Sudan | At least 56 dead in fighting between the army and paramilitaries

(Khartoum) Fighting between the army and paramilitaries in Sudan has left at least 56 people dead and many injured, particularly in the capital Khartoum, the Syndicate of Doctors reported on Sunday morning.



According to AFP correspondents, windows rattled and buildings shook in many parts of Khartoum during the clashes on Saturday, and explosions were heard early on Sunday.

The Rapid Support Forces (RSF) – thousands of ex-Darfur war militiamen turned army auxiliaries – said they control the presidential residence, Khartoum airport and other key infrastructure.

The army denies taking the airport but acknowledges that the FSRs “burned civilian planes there, including one from Saudi Airlines”, which the company confirmed.

In a statement released late Saturday, the Sudanese army asked the population to stay at home as it continued its airstrikes against paramilitary bases.

Throughout the day, calls for a ceasefire have multiplied: from the UN, Washington, Moscow, Paris, Rome, Riyadh, the African Union, the Arab League, the European Union and even the former prime civilian minister Abdallah Hamdok. But nothing in vain.

The Arab League has announced an emergency meeting on Sudan, at the request of Cairo – where it sits – and Riyadh, two great allies of the Sudanese army, struggling with the paramilitaries who now want to dislodge it from power.


PHOTO AGENCE FRANCE-PRESSE

General Mohamed Hamdane Daglo’s Rapid Support Forces (FSR) claim to hold Khartoum’s international airport (our photo) and the presidential palace and call on the entire population to turn against the army.

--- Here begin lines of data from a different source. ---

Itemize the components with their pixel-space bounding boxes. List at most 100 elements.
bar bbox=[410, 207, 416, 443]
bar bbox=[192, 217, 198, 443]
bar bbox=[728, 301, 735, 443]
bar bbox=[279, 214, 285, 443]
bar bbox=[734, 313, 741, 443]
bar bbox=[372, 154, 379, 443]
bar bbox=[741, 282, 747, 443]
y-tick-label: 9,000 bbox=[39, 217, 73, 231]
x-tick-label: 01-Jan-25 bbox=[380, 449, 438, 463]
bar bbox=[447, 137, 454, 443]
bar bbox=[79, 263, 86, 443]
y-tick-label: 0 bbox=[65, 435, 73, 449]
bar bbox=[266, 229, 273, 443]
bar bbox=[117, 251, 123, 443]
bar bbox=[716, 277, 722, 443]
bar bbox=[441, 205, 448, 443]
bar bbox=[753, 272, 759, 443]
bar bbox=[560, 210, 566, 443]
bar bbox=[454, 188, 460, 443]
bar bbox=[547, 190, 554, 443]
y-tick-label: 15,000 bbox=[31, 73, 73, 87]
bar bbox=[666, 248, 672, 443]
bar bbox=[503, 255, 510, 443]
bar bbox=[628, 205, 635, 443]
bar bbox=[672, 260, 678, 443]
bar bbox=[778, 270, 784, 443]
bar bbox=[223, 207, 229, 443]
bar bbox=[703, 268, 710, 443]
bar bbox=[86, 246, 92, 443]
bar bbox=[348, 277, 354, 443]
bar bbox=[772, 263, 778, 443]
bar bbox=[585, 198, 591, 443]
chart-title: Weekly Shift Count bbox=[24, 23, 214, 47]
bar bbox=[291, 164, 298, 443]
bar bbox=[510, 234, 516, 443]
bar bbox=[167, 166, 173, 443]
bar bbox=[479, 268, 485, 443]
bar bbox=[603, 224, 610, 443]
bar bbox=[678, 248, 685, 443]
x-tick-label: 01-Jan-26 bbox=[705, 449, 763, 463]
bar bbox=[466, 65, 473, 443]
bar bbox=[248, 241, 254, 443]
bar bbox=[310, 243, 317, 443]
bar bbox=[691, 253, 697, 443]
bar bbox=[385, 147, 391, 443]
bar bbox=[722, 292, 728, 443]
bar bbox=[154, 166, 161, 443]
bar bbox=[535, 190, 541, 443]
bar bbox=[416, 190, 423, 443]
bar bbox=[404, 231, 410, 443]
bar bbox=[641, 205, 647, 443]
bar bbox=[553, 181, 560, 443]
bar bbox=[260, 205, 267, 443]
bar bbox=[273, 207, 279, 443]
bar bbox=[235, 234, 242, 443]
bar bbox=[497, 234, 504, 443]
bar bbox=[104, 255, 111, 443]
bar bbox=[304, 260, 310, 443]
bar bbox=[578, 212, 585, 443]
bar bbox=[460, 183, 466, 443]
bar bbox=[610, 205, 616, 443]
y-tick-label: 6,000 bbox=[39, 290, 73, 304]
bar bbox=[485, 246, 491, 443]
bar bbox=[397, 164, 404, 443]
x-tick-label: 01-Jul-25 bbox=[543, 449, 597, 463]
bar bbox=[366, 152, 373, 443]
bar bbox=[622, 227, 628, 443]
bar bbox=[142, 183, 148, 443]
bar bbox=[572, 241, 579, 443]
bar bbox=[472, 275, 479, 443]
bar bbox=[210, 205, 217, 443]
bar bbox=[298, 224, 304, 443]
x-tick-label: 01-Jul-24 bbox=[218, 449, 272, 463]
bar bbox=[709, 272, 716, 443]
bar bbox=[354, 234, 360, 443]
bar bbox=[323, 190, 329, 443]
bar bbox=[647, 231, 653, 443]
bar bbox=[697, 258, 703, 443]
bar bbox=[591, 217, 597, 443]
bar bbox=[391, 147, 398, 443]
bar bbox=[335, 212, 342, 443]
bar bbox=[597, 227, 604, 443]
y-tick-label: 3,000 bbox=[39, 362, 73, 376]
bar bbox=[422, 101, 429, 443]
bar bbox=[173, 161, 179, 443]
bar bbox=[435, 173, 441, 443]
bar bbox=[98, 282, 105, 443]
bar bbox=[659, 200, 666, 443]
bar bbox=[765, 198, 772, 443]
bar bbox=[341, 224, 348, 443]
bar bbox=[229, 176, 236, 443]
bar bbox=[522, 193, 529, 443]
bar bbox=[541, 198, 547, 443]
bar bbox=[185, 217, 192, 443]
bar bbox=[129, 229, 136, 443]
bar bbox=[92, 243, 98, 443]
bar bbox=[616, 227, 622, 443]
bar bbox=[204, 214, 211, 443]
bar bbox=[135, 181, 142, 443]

UN Secretary General Antonio Guterres called on the two belligerents: army chief Abdel Fattah al-Burhane and paramilitary boss Mohamed Hamdane Daglo, known as “Hemedti”, but also Egyptian President Abdel Fattah al-Sisi to demand “an immediate end to the violence”.

“Betrayal”

The paramilitaries say they are inflexible. They “will not stop until they have taken control of all the military bases”, threatened on al-Jazeera channel their commander Hemedti, at the head of the FSR.

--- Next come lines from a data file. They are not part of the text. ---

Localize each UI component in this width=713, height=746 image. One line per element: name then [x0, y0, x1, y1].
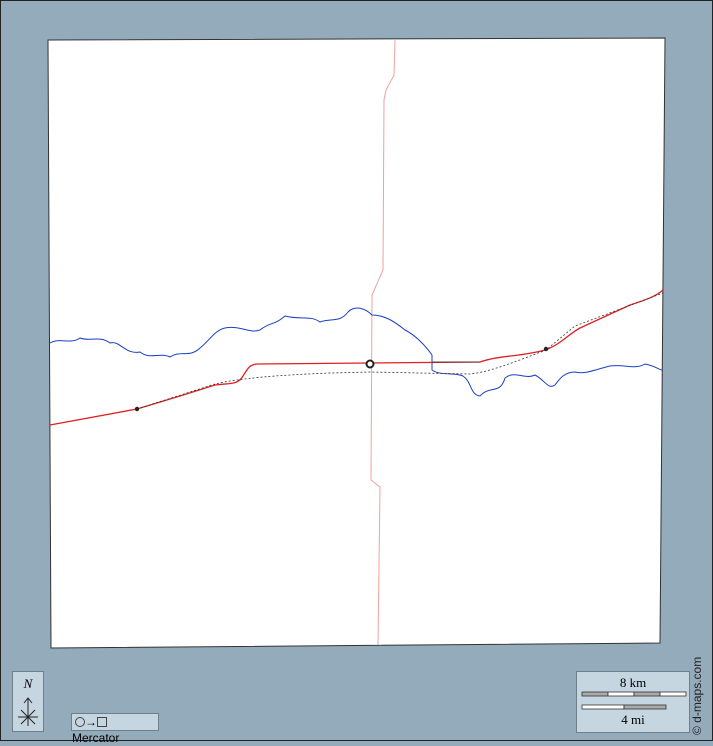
- river-west: [49, 307, 663, 397]
- projection-label: Mercator: [72, 731, 120, 745]
- scale-bars: [581, 691, 687, 710]
- compass-rose-icon: [18, 697, 38, 726]
- square-glyph: [97, 717, 107, 727]
- scale-mi-label: 4 mi: [621, 712, 645, 727]
- land-area: [47, 37, 666, 649]
- minor-road: [370, 39, 396, 646]
- scale-bar-panel: 8 km 4 mi: [576, 671, 690, 733]
- city-marker: [365, 359, 375, 369]
- town-marker: [543, 346, 549, 352]
- scale-km-label: 8 km: [619, 675, 647, 690]
- credit-text: © d-maps.com: [690, 656, 704, 735]
- arrow-glyph: →: [85, 715, 97, 729]
- north-label: N: [23, 676, 33, 691]
- projection-panel: → Mercator: [71, 713, 159, 745]
- town-marker: [134, 406, 140, 412]
- main-road: [49, 289, 664, 426]
- circle-to-square-icon: [75, 717, 85, 727]
- railway: [136, 292, 664, 410]
- north-arrow-panel: N: [12, 671, 44, 732]
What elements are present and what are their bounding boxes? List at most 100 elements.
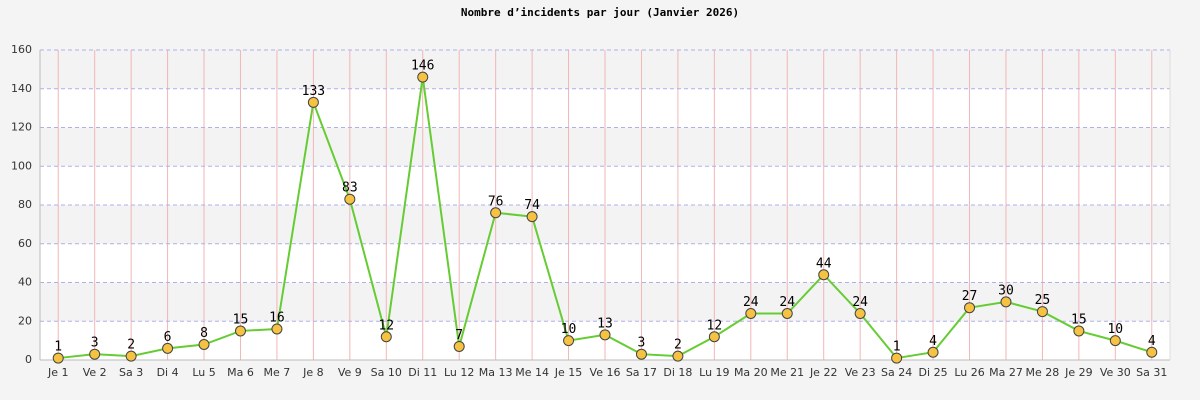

General Burhane has not appeared since the morning, but assures in a press release that he was “surprised at nine o’clock in the morning” by an attack on his HQ by the FSR, his former best ally whom the army now describes as “foreign-backed militia” to carry out his “betrayal”.

The army has posted a “wanted notice” against Hemedti on its Facebook page. “This fugitive criminal is wanted by justice,” reads the photo montage, while another press release announces the dissolution of the FSR, calling on all these men to surrender.


PHOTO REUTERS

A fighter flies over Khartoum during the clashes.

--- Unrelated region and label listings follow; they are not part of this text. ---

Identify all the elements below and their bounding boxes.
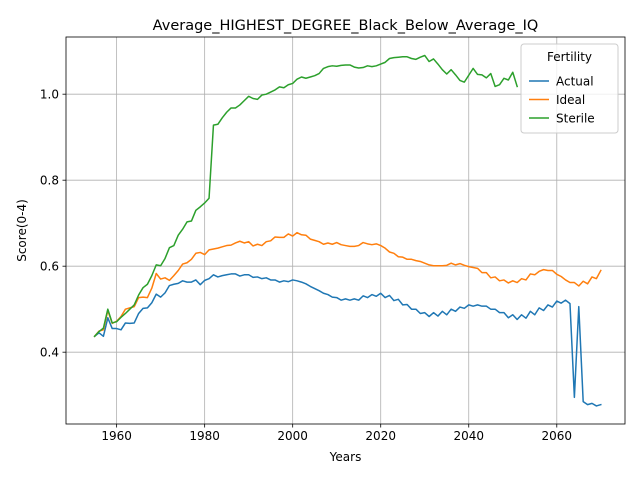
- chart-title: Average_HIGHEST_DEGREE_Black_Below_Avera…: [153, 18, 539, 34]
- series-line-ideal: [93, 231, 602, 338]
- legend-label-ideal: Ideal: [556, 93, 585, 107]
- x-axis-ticks: 1960 1980 2000 2020 2040 2060: [101, 424, 572, 443]
- x-tick-label: 2000: [277, 429, 308, 443]
- y-tick-label: 0.4: [40, 345, 59, 359]
- y-tick-label: 0.6: [40, 259, 59, 273]
- y-axis-ticks: 0.4 0.6 0.8 1.0: [40, 87, 66, 359]
- x-tick-label: 1980: [189, 429, 220, 443]
- x-axis-label: Years: [329, 450, 362, 464]
- x-tick-label: 2040: [453, 429, 484, 443]
- x-tick-label: 1960: [101, 429, 132, 443]
- x-tick-label: 2060: [542, 429, 573, 443]
- legend: Fertility Actual Ideal Sterile: [520, 43, 619, 134]
- legend-title: Fertility: [547, 50, 592, 64]
- y-tick-label: 0.8: [40, 173, 59, 187]
- y-axis-label: Score(0-4): [15, 199, 29, 262]
- y-tick-label: 1.0: [40, 87, 59, 101]
- legend-box: [520, 43, 619, 134]
- legend-label-sterile: Sterile: [556, 111, 595, 125]
- legend-label-actual: Actual: [556, 74, 594, 88]
- series-line-sterile: [93, 54, 519, 338]
- plot-frame: [65, 36, 626, 425]
- x-tick-label: 2020: [365, 429, 396, 443]
- series-line-actual: [93, 273, 602, 407]
- series-lines: [93, 54, 602, 407]
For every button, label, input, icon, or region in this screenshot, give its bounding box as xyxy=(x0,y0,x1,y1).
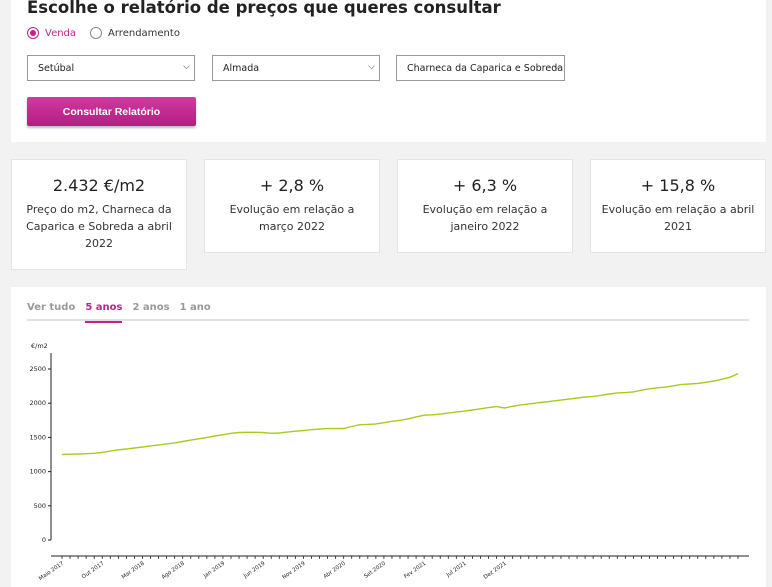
y-tick-label: 500 xyxy=(34,502,46,510)
x-tick-label: Jul 2021 xyxy=(445,561,468,579)
x-tick-label: Out 2017 xyxy=(81,560,106,580)
x-tick-label: Jan 2019 xyxy=(202,560,227,580)
report-form-card: Escolhe o relatório de preços que queres… xyxy=(11,0,766,142)
x-tick-label: Set 2020 xyxy=(363,560,387,579)
operation-radio-group: Venda Arrendamento xyxy=(27,27,194,39)
municipality-select[interactable]: Almada ⌵ xyxy=(212,55,380,81)
radio-arrendamento-label[interactable]: Arrendamento xyxy=(108,27,180,39)
consult-report-button[interactable]: Consultar Relatório xyxy=(27,97,196,126)
x-tick-label: Abr 2020 xyxy=(323,560,348,580)
radio-venda[interactable]: Venda xyxy=(27,27,76,39)
form-title: Escolhe o relatório de preços que queres… xyxy=(27,0,501,17)
chevron-down-icon: ⌵ xyxy=(553,62,560,72)
stat-label: Preço do m2, Charneca da Caparica e Sobr… xyxy=(26,203,172,250)
x-tick-label: Dez 2021 xyxy=(483,561,508,581)
chevron-down-icon: ⌵ xyxy=(368,62,375,72)
range-tabs: Ver tudo 5 anos 2 anos 1 ano xyxy=(27,302,749,323)
parish-select[interactable]: Charneca da Caparica e Sobreda ⌵ xyxy=(396,55,565,81)
stat-value: + 15,8 % xyxy=(640,176,716,195)
chevron-down-icon: ⌵ xyxy=(183,62,190,72)
x-tick-label: Nov 2019 xyxy=(281,560,307,580)
y-tick-label: 2000 xyxy=(29,399,46,407)
stat-card-year: + 15,8 % Evolução em relação a abril 202… xyxy=(590,159,766,253)
y-axis-label: €/m2 xyxy=(31,342,48,350)
stat-card-price: 2.432 €/m2 Preço do m2, Charneca da Capa… xyxy=(11,159,187,270)
radio-venda-label[interactable]: Venda xyxy=(45,27,77,39)
y-tick-label: 0 xyxy=(42,536,46,544)
y-tick-label: 1500 xyxy=(29,433,46,441)
y-tick-label: 2500 xyxy=(29,365,46,373)
stat-value: + 6,3 % xyxy=(452,176,518,195)
price-chart-card: Ver tudo 5 anos 2 anos 1 ano €/m2 0 500 100… xyxy=(11,287,766,587)
parish-select-value: Charneca da Caparica e Sobreda xyxy=(407,62,564,74)
radio-arrendamento-dot[interactable] xyxy=(90,27,103,39)
y-tick-label: 1000 xyxy=(29,468,46,476)
tab-2-years[interactable]: 2 anos xyxy=(132,302,170,313)
stat-value: + 2,8 % xyxy=(259,176,325,195)
municipality-select-value: Almada xyxy=(223,62,260,74)
radio-arrendamento[interactable]: Arrendamento xyxy=(90,27,180,39)
x-tick-label: Fev 2021 xyxy=(403,561,427,580)
stat-label: Evolução em relação a janeiro 2022 xyxy=(422,203,548,233)
price-series-line xyxy=(61,373,739,456)
x-tick-label: Ago 2018 xyxy=(161,560,186,580)
tab-1-year[interactable]: 1 ano xyxy=(179,302,211,313)
tab-all[interactable]: Ver tudo xyxy=(27,302,76,313)
stat-label: Evolução em relação a março 2022 xyxy=(229,203,355,233)
stat-label: Evolução em relação a abril 2021 xyxy=(601,203,755,233)
stat-card-month: + 2,8 % Evolução em relação a março 2022 xyxy=(204,159,380,253)
x-tick-label: Mar 2018 xyxy=(121,560,146,580)
stat-value: 2.432 €/m2 xyxy=(52,176,146,195)
price-line-chart: €/m2 0 500 1000 1500 2000 2500 Maio 2017 Out 201… xyxy=(29,342,749,582)
district-select-value: Setúbal xyxy=(38,62,75,74)
stat-card-quarter: + 6,3 % Evolução em relação a janeiro 20… xyxy=(397,159,573,253)
x-tick-label: Jun 2019 xyxy=(242,560,267,580)
x-tick-label: Maio 2017 xyxy=(38,560,65,582)
district-select[interactable]: Setúbal ⌵ xyxy=(27,55,195,81)
radio-venda-dot[interactable] xyxy=(27,27,39,39)
tab-5-years[interactable]: 5 anos xyxy=(85,302,123,323)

On both sides, finished the hushed negotiations under the aegis of diplomats and other polite discussions, the army mobilized its planes to strike – and “destroy”, she says – RSF bases in Khartoum. As for calls to return to the negotiating table, the army replied that it was “impossible before the dissolution of the FSR”.

The latter call on the 45 million Sudanese and even the military to “join them” and turn against the army.

The inhabitants, themselves, remain cloistered at home. Bakry, 24, told AFP that he had “never seen anything like it” in Khartoum.

“People were terrified, they were running home. The streets emptied very quickly,” said the marketing employee, who gave only his first name.

The two sides are still battling for control of the state media headquarters, according to witnesses.


PHOTO AGENCE FRANCE-PRESSE

A military vehicle circulating in the streets of Khartoum

During the putsch in October 2021, Hemedti and Burhane joined forces to oust civilians from power. But over time, Hemedti never stopped denouncing the coup.

Even recently, he sided with the civilians — therefore against the army in political negotiations — blocking discussions and therefore any solution to the crisis in Sudan.

For the experts, the two commanders have not ceased in recent days to raise the stakes as civilians and the international community try to make them sign a political agreement supposed to relaunch the democratic transition.